No podemos dejar de lado a la familia en duelo. Han perdido a un hijo, a un hermano, a un nieto… No hay palabas de consuelo, ni definición. Solo respeto a su dolor, a su intimidad, a su manera de gestionar la pérdida y dar el tiempo necesario para poder aprender, si acaso es posible, a vivir sin el ser querido.

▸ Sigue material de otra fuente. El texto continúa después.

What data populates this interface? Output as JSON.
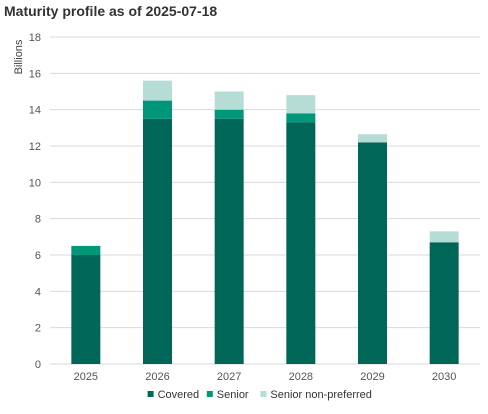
{
  "colors": {
    "covered": "#006657",
    "senior": "#00967A",
    "senior_non_preferred": "#B6DCD6",
    "grid": "#D9D9D9"
  },
  "chart_data": {
    "type": "bar",
    "stacked": true,
    "title": "Maturity profile as of 2025-07-18",
    "xlabel": "",
    "ylabel": "Billions",
    "categories": [
      "2025",
      "2026",
      "2027",
      "2028",
      "2029",
      "2030"
    ],
    "series": [
      {
        "name": "Covered",
        "color_key": "covered",
        "values": [
          6.0,
          13.5,
          13.5,
          13.3,
          12.2,
          6.7
        ]
      },
      {
        "name": "Senior",
        "color_key": "senior",
        "values": [
          0.5,
          1.0,
          0.5,
          0.5,
          0.0,
          0.0
        ]
      },
      {
        "name": "Senior non-preferred",
        "color_key": "senior_non_preferred",
        "values": [
          0.0,
          1.1,
          1.0,
          1.0,
          0.45,
          0.6
        ]
      }
    ],
    "ylim": [
      0,
      18
    ],
    "yticks": [
      0,
      2,
      4,
      6,
      8,
      10,
      12,
      14,
      16,
      18
    ],
    "grid": true,
    "legend_position": "bottom"
  }
}
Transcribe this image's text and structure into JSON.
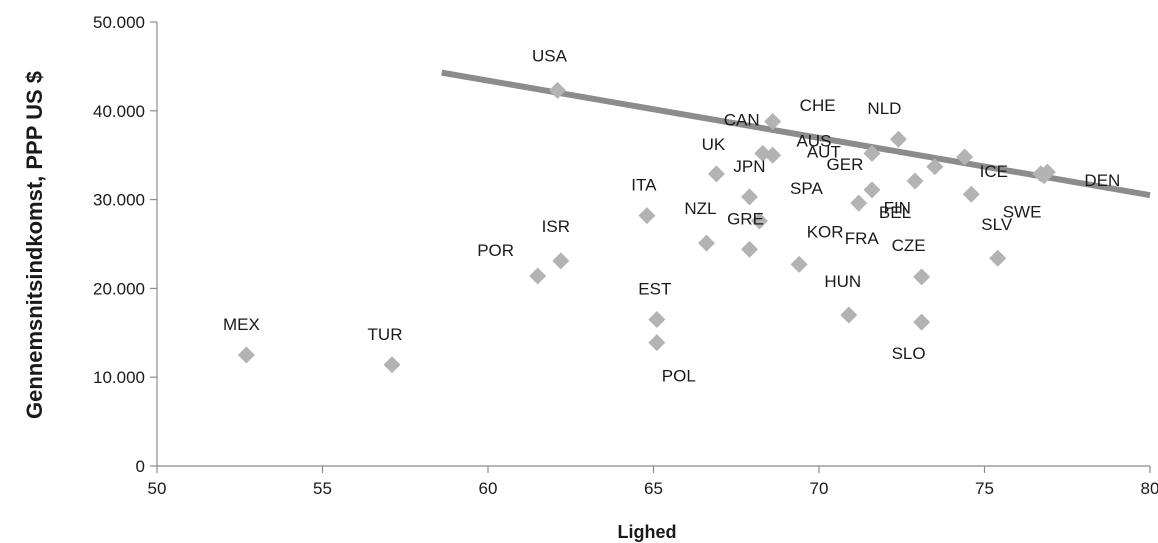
{
  "chart_data": {
    "type": "scatter",
    "title": "",
    "xlabel": "Lighed",
    "ylabel": "Gennemsnitsindkomst, PPP US $",
    "xlim": [
      50,
      80
    ],
    "ylim": [
      0,
      50000
    ],
    "x_ticks": [
      50,
      55,
      60,
      65,
      70,
      75,
      80
    ],
    "y_ticks": [
      0,
      10000,
      20000,
      30000,
      40000,
      50000
    ],
    "x_tick_labels": [
      "50",
      "55",
      "60",
      "65",
      "70",
      "75",
      "80"
    ],
    "y_tick_labels": [
      "0",
      "10.000",
      "20.000",
      "30.000",
      "40.000",
      "50.000"
    ],
    "grid": false,
    "legend": "none",
    "marker": "diamond",
    "marker_color": "#b3b3b3",
    "trendline_color": "#8c8c8c",
    "trendline": {
      "x": [
        58.6,
        80
      ],
      "y": [
        44300,
        30500
      ]
    },
    "points": [
      {
        "label": "MEX",
        "x": 52.7,
        "y": 12500
      },
      {
        "label": "TUR",
        "x": 57.1,
        "y": 11400
      },
      {
        "label": "POR",
        "x": 61.5,
        "y": 21400
      },
      {
        "label": "ISR",
        "x": 62.2,
        "y": 23100
      },
      {
        "label": "USA",
        "x": 62.1,
        "y": 42300
      },
      {
        "label": "ITA",
        "x": 64.8,
        "y": 28200
      },
      {
        "label": "EST",
        "x": 65.1,
        "y": 16500
      },
      {
        "label": "POL",
        "x": 65.1,
        "y": 13900
      },
      {
        "label": "NZL",
        "x": 66.6,
        "y": 25100
      },
      {
        "label": "UK",
        "x": 66.9,
        "y": 32900
      },
      {
        "label": "GRE",
        "x": 67.9,
        "y": 24400
      },
      {
        "label": "JPN",
        "x": 67.9,
        "y": 30300
      },
      {
        "label": "SPA",
        "x": 68.2,
        "y": 27600
      },
      {
        "label": "CAN",
        "x": 68.3,
        "y": 35200
      },
      {
        "label": "",
        "x": 68.6,
        "y": 35000
      },
      {
        "label": "",
        "x": 68.6,
        "y": 38800
      },
      {
        "label": "KOR",
        "x": 69.4,
        "y": 22700
      },
      {
        "label": "HUN",
        "x": 70.9,
        "y": 17000
      },
      {
        "label": "FRA",
        "x": 71.2,
        "y": 29600
      },
      {
        "label": "GER",
        "x": 71.6,
        "y": 31100
      },
      {
        "label": "AUS",
        "x": 71.6,
        "y": 35200
      },
      {
        "label": "NLD",
        "x": 72.4,
        "y": 36800
      },
      {
        "label": "BEL",
        "x": 72.9,
        "y": 32100
      },
      {
        "label": "CZE",
        "x": 73.1,
        "y": 21300
      },
      {
        "label": "SLO",
        "x": 73.1,
        "y": 16200
      },
      {
        "label": "AUT",
        "x": 73.5,
        "y": 33700
      },
      {
        "label": "CHE",
        "x": 74.4,
        "y": 34800
      },
      {
        "label": "FIN",
        "x": 74.6,
        "y": 30600
      },
      {
        "label": "SLV",
        "x": 75.4,
        "y": 23400
      },
      {
        "label": "ICE",
        "x": 76.7,
        "y": 32900
      },
      {
        "label": "SWE",
        "x": 76.8,
        "y": 32700
      },
      {
        "label": "DEN",
        "x": 76.9,
        "y": 33100
      }
    ]
  }
}
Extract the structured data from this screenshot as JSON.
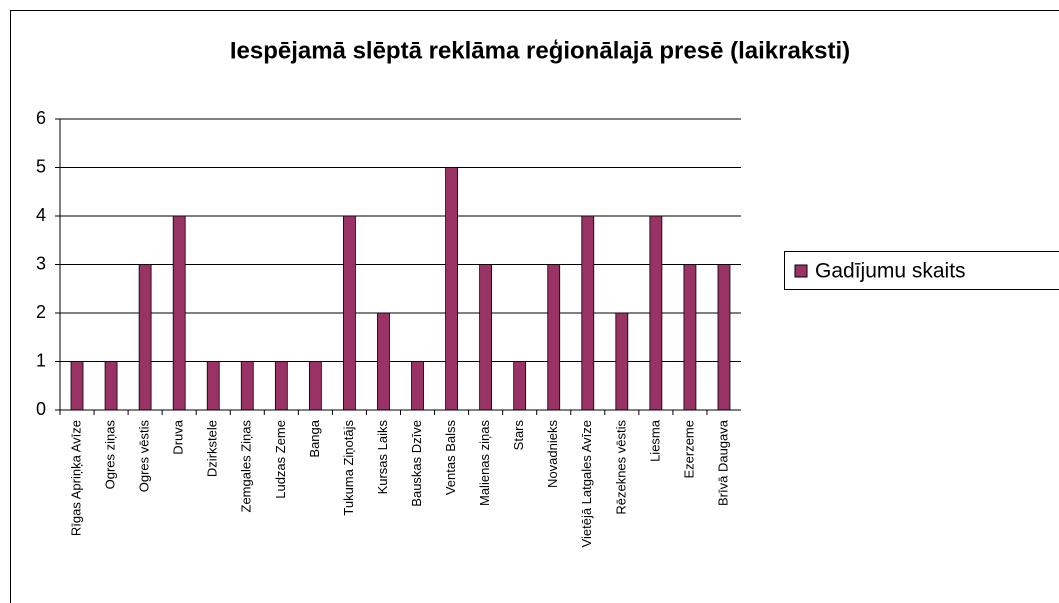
{
  "chart_data": {
    "type": "bar",
    "title": "Iespējamā slēptā reklāma reģionālajā presē (laikraksti)",
    "categories": [
      "Rīgas Apriņķa Avīze",
      "Ogres ziņas",
      "Ogres vēstis",
      "Druva",
      "Dzirkstele",
      "Zemgales Ziņas",
      "Ludzas Zeme",
      "Banga",
      "Tukuma Ziņotājs",
      "Kursas Laiks",
      "Bauskas Dzīve",
      "Ventas Balss",
      "Malienas ziņas",
      "Stars",
      "Novadnieks",
      "Vietējā Latgales Avīze",
      "Rēzeknes vēstis",
      "Liesma",
      "Ezerzeme",
      "Brīvā Daugava"
    ],
    "series": [
      {
        "name": "Gadījumu skaits",
        "color": "#993366",
        "values": [
          1,
          1,
          3,
          4,
          1,
          1,
          1,
          1,
          4,
          2,
          1,
          5,
          3,
          1,
          3,
          4,
          2,
          4,
          3,
          3
        ]
      }
    ],
    "ylim": [
      0,
      6
    ],
    "yticks": [
      0,
      1,
      2,
      3,
      4,
      5,
      6
    ],
    "grid": true,
    "legend": "right"
  }
}
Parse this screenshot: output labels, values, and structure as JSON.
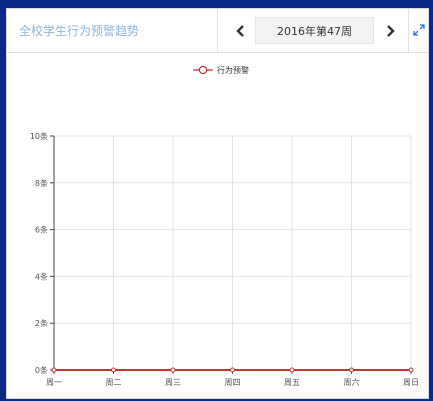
{
  "header": {
    "title": "全校学生行为预警趋势",
    "week_label": "2016年第47周"
  },
  "icons": {
    "prev": "chevron-left-icon",
    "next": "chevron-right-icon",
    "expand": "expand-icon"
  },
  "colors": {
    "series": "#c23531",
    "grid": "#e3e3e3",
    "axis": "#444444"
  },
  "chart_data": {
    "type": "line",
    "title": "",
    "xlabel": "",
    "ylabel": "",
    "categories": [
      "周一",
      "周二",
      "周三",
      "周四",
      "周五",
      "周六",
      "周日"
    ],
    "ylim": [
      0,
      10
    ],
    "ytick_values": [
      0,
      2,
      4,
      6,
      8,
      10
    ],
    "ytick_labels": [
      "0条",
      "2条",
      "4条",
      "6条",
      "8条",
      "10条"
    ],
    "grid": true,
    "legend_position": "top-center",
    "series": [
      {
        "name": "行为预警",
        "values": [
          0,
          0,
          0,
          0,
          0,
          0,
          0
        ]
      }
    ]
  }
}
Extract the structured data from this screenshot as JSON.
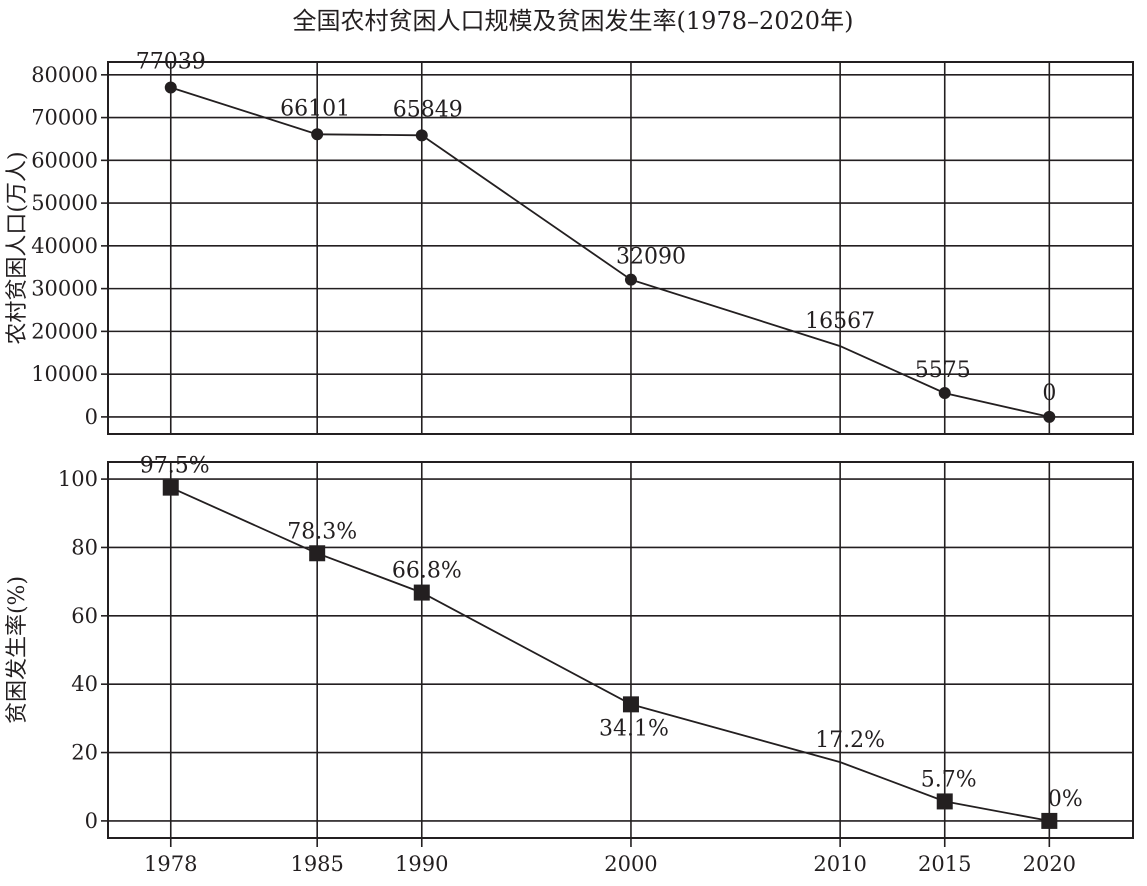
{
  "chart_data": {
    "title": "全国农村贫困人口规模及贫困发生率(1978–2020年)",
    "x": [
      1978,
      1985,
      1990,
      2000,
      2010,
      2015,
      2020
    ],
    "x_tick_labels": [
      "1978",
      "1985",
      "1990",
      "2000",
      "2010",
      "2015",
      "2020"
    ],
    "panels": [
      {
        "type": "line",
        "ylabel": "农村贫困人口(万人)",
        "ylim": [
          -4000,
          83000
        ],
        "yticks": [
          0,
          10000,
          20000,
          30000,
          40000,
          50000,
          60000,
          70000,
          80000
        ],
        "ytick_labels": [
          "0",
          "10000",
          "20000",
          "30000",
          "40000",
          "50000",
          "60000",
          "70000",
          "80000"
        ],
        "marker": "circle",
        "series": [
          {
            "values": [
              77039,
              66101,
              65849,
              32090,
              16567,
              5575,
              0
            ],
            "labels": [
              "77039",
              "66101",
              "65849",
              "32090",
              "16567",
              "5575",
              "0"
            ],
            "marker_shown": [
              true,
              true,
              true,
              true,
              false,
              true,
              true
            ]
          }
        ]
      },
      {
        "type": "line",
        "ylabel": "贫困发生率(%)",
        "ylim": [
          -5,
          105
        ],
        "yticks": [
          0,
          20,
          40,
          60,
          80,
          100
        ],
        "ytick_labels": [
          "0",
          "20",
          "40",
          "60",
          "80",
          "100"
        ],
        "marker": "square",
        "series": [
          {
            "values": [
              97.5,
              78.3,
              66.8,
              34.1,
              17.2,
              5.7,
              0
            ],
            "labels": [
              "97.5%",
              "78.3%",
              "66.8%",
              "34.1%",
              "17.2%",
              "5.7%",
              "0%"
            ],
            "marker_shown": [
              true,
              true,
              true,
              true,
              false,
              true,
              true
            ]
          }
        ]
      }
    ],
    "grid": true,
    "colors": {
      "ink": "#231f20",
      "background": "#ffffff"
    }
  }
}
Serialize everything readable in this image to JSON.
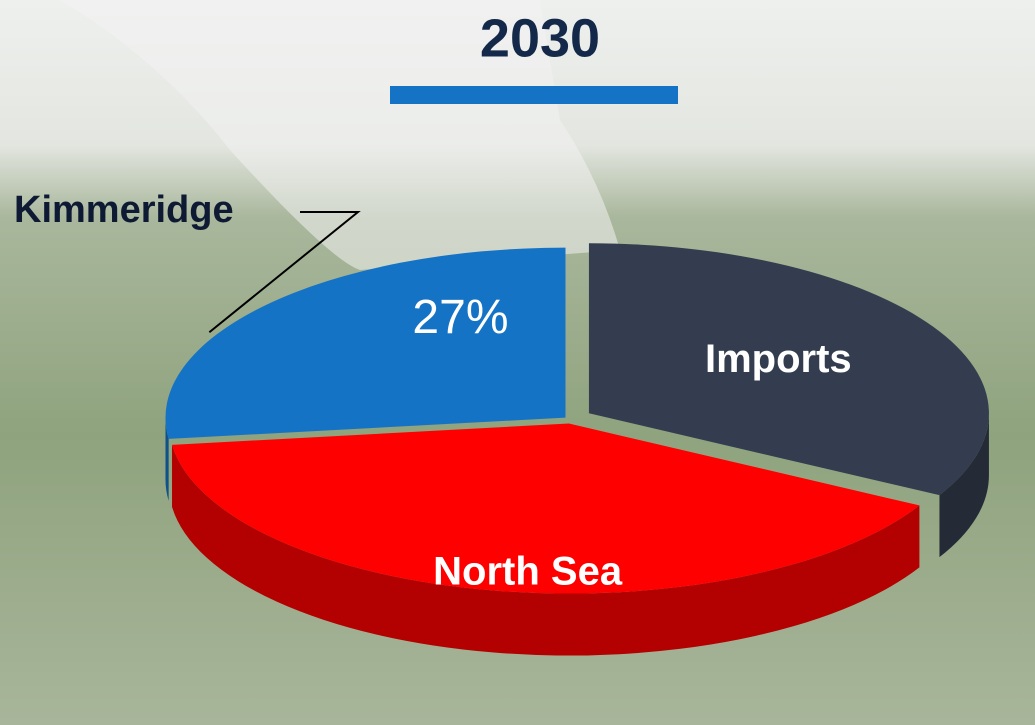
{
  "chart_data": {
    "type": "pie",
    "title": "2030",
    "categories": [
      "Imports",
      "North Sea",
      "Kimmeridge"
    ],
    "values": [
      33,
      40,
      27
    ],
    "value_labels": [
      null,
      null,
      "27%"
    ],
    "colors": [
      "#333d4f",
      "#ff0000",
      "#1573c6"
    ]
  }
}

Quizá, surja esa pregunta temida: ¿por qué? Admitamos como adultos que nosotros también nos hemos hecho esa pregunta y no vamos a encontrar ninguna respuesta que nos consuele. Que hay cosas controlables y otras no, y que no hay responsables, ni culpables, ni justificaciones. La única forma posible de manejarnos en el dolor es generar una red de cuidados, tan ausente en nuestro sistema y cultura  actual, para acompañar, para detectar el más mínimo dolor, para dar permiso a la expresión del sufrimiento, para ofrecer recursos de ayuda tanto familiares, sociales, de salud mental. Dosis de paciencia, de compromiso, de tolerancia, de cariño, de respeto al malestar ajeno.

Si no somos capaces de dar soporte al dolor del otro, ¿cómo vamos a aprender a soportar el propio? O mejor dicho: sin pasar por una reflexión personal sobre cómo es nuestra forma de estar ante el sufrimiento, difícilmente vamos a ser buenos acompañantes en ello.

Siguiendo la filosofía del famoso psicológo Willian C. Kroen, cuando ayudamos a los niños a curarse del dolor que produce la herida emocional de la muerte, los estamos dotando de capacidades y una comprensión que les servirá para el resto de su vida, una vida con una y mil muertes hasta la suya propia. En conclusión, impulsar la educación emocional: afecto, compromiso y tiempo. Aprender a cuidar. Es probable que esa sea la mejor prescripción para hacer de nuestros niños unos adultos con habilidades para estar en la vida, con sus luces y sus sombras.